The other three drugs currently approved by the FDA for sickle cell disease include L-glutamine (Endari), which helps protect red blood cells from damage, and was approved in 2017. The monoclonal antibody crizanlizumab (Adakevo), which helps prevent the red blood cells from sticking to blood vessel walls, and voxelotor (Oxbryta), which helps prevent their sickling which makes it easier for the cells to carry oxygen and slows their breakdown, were both approved in 2019.
MCG was a study center for hydroxyurea and the largest enroller for participants in the crizanlizumab studies.
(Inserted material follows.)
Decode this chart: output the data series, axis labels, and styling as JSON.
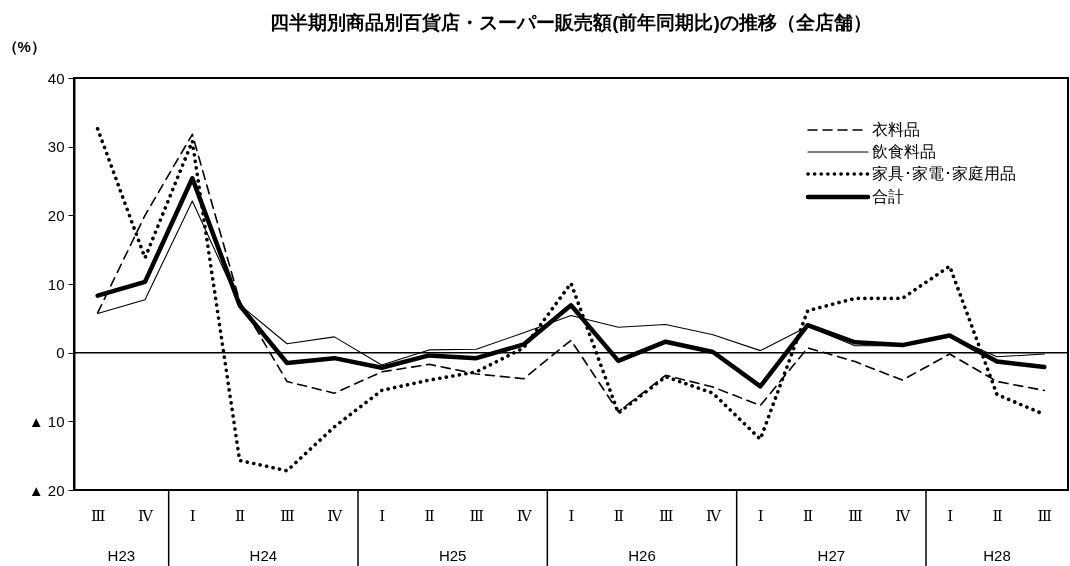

For more information about the new study of panobinostat call the Center for Blood Disorders at 706-721-2171 and ask for lead research coordinator and nurse clinician LaTanya Bowman or Kutlar.
Panobinostat (Farydak) has been used in this country and is still used in Europe for multiple myeloma, and has been studied as a possible cure for HIV infection, so there is already significant experience in humans.
Kutlar notes that there are some adults with naturally high fetal hemoglobin levels who are sickle cell resistant as a result, more evidence that drugs which increase those levels are beneficial.
MCG, AU Medical Center and Children’s Hospital of Georgia follow about 1,500 adult and pediatric patients with sickle cell disease.
The genetic disorder affects about 100,000 people in the US, according to the Centers for Disease Control and Prevention, and occurs mainly in individuals whose ancestors came from sub-Saharan Africa; Spanish-speaking regions in the Western Hemisphere, including South and Central America and the Caribbean; Saudi Arabia; India; and Mediterranean countries like Turkey and Greece. Closer to home, about 150 babies are born in Georgia each year with sickle cell disease, about 3,000 are born nationwide.